Canadian teachers in the making

Back (L-R): Richard Richter, Hollie Jacobs, Justin Eaves, Front (L-R): Bart Medon and Meaghan Greer

Seeing a kangaroo is high on the list of priorities for nine Canadian university students who arrived in Hervey Bay recently to study at USQ Fraser Coast.

Along with another 80 students, the group is enrolled in the USQ Graduate Diploma in Learning and Teaching.

The students started the program with a week-long residential school at the USQ Fraser Coast during the first week of the school holidays.

The program enables participants who already have a university degree to become teachers.

Co-ordinator of the program and USQ Fraser Coast education lecturer Trevor Black said the graduate diploma had been developed in response to the continuing demand for graduates from other disciplines to become professional educators.

The Canadians said they would receive certification to teach back home in Ontario.
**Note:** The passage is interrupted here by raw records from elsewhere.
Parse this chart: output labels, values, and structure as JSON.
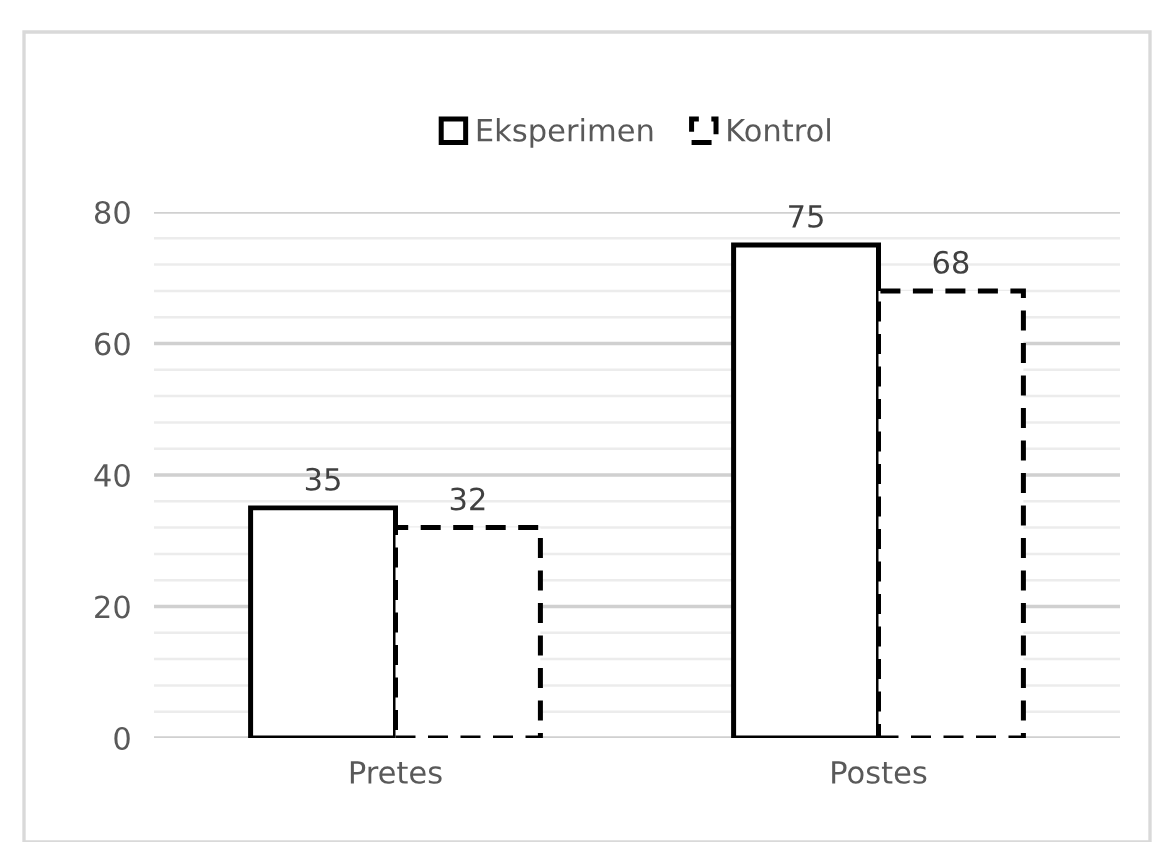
{
  "chart_data": {
    "type": "bar",
    "categories": [
      "Pretes",
      "Postes"
    ],
    "series": [
      {
        "name": "Eksperimen",
        "color": "#000000",
        "line_style": "solid",
        "values": [
          35,
          75
        ]
      },
      {
        "name": "Kontrol",
        "color": "#000000",
        "line_style": "dashed",
        "values": [
          32,
          68
        ]
      }
    ],
    "ylim": [
      0,
      80
    ],
    "yticks": [
      0,
      20,
      40,
      60,
      80
    ],
    "grid": "y",
    "legend": "top",
    "data_labels": true
  }
}
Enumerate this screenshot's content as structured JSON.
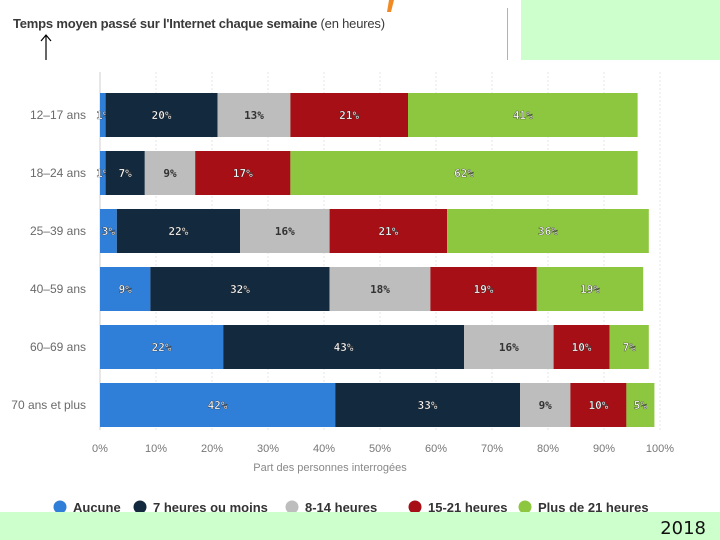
{
  "header": {
    "title": "Temps moyen passé sur l'Internet chaque semaine",
    "title_unit": "(en heures)"
  },
  "footer": {
    "year": "2018"
  },
  "chart_data": {
    "type": "bar",
    "orientation": "horizontal",
    "stacked": true,
    "categories": [
      "12–17 ans",
      "18–24 ans",
      "25–39 ans",
      "40–59 ans",
      "60–69 ans",
      "70 ans et plus"
    ],
    "series": [
      {
        "name": "Aucune",
        "color": "#2f7ed8",
        "values": [
          1,
          1,
          3,
          9,
          22,
          42
        ],
        "labels": [
          "1%",
          "1%",
          "3%",
          "9%",
          "22%",
          "42%"
        ]
      },
      {
        "name": "7 heures ou moins",
        "color": "#13293d",
        "values": [
          20,
          7,
          22,
          32,
          43,
          33
        ],
        "labels": [
          "20%",
          "7%",
          "22%",
          "32%",
          "43%",
          "33%"
        ]
      },
      {
        "name": "8-14 heures",
        "color": "#bdbdbd",
        "values": [
          13,
          9,
          16,
          18,
          16,
          9
        ],
        "labels": [
          "13%",
          "9%",
          "16%",
          "18%",
          "16%",
          "9%"
        ]
      },
      {
        "name": "15-21 heures",
        "color": "#a50f15",
        "values": [
          21,
          17,
          21,
          19,
          10,
          10
        ],
        "labels": [
          "21%",
          "17%",
          "21%",
          "19%",
          "10%",
          "10%"
        ]
      },
      {
        "name": "Plus de 21 heures",
        "color": "#8dc63f",
        "values": [
          41,
          62,
          36,
          19,
          7,
          5
        ],
        "labels": [
          "41%",
          "62%",
          "36%",
          "19%",
          "7%",
          "5%"
        ]
      }
    ],
    "xlabel": "Part des personnes interrogées",
    "xlim": [
      0,
      100
    ],
    "xticks": [
      "0%",
      "10%",
      "20%",
      "30%",
      "40%",
      "50%",
      "60%",
      "70%",
      "80%",
      "90%",
      "100%"
    ],
    "grid": true,
    "legend": "bottom"
  }
}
The first group of Canadian students to do the graduate diploma at USQ Fraser Coast have just completed their year here and are due to head back to Canada soon. 

Travelling to the far end of the earth hasn't been too much of a culture shock for the new arrivals from Canada.

They said the Fraser Coast and the university campus were not very different from Canada and the university they had attended in Ontario.

Bart Medon, 24, said it was a bit difficult getting used to travelling on the left-hand side of the road though.

Fellow Canadian Meaghan Greer, 23, said she though the classes here were more relaxed.

The group has heard that kangaroos feed in Hervey Bay's Polson Cemetery on dusk so hope to make a trip to Point Vernon to see them.

Meanwhile, fellow student Richard Richter, of Maryborough, is doing the graduate diploma after a taste of teaching in Japan recently.

Richard, who is a former USQ staff member, said he enjoyed tutoring and wanted to make teaching a career.

So after a stint teaching English in Japan, Richard enrolled in the program at USQ.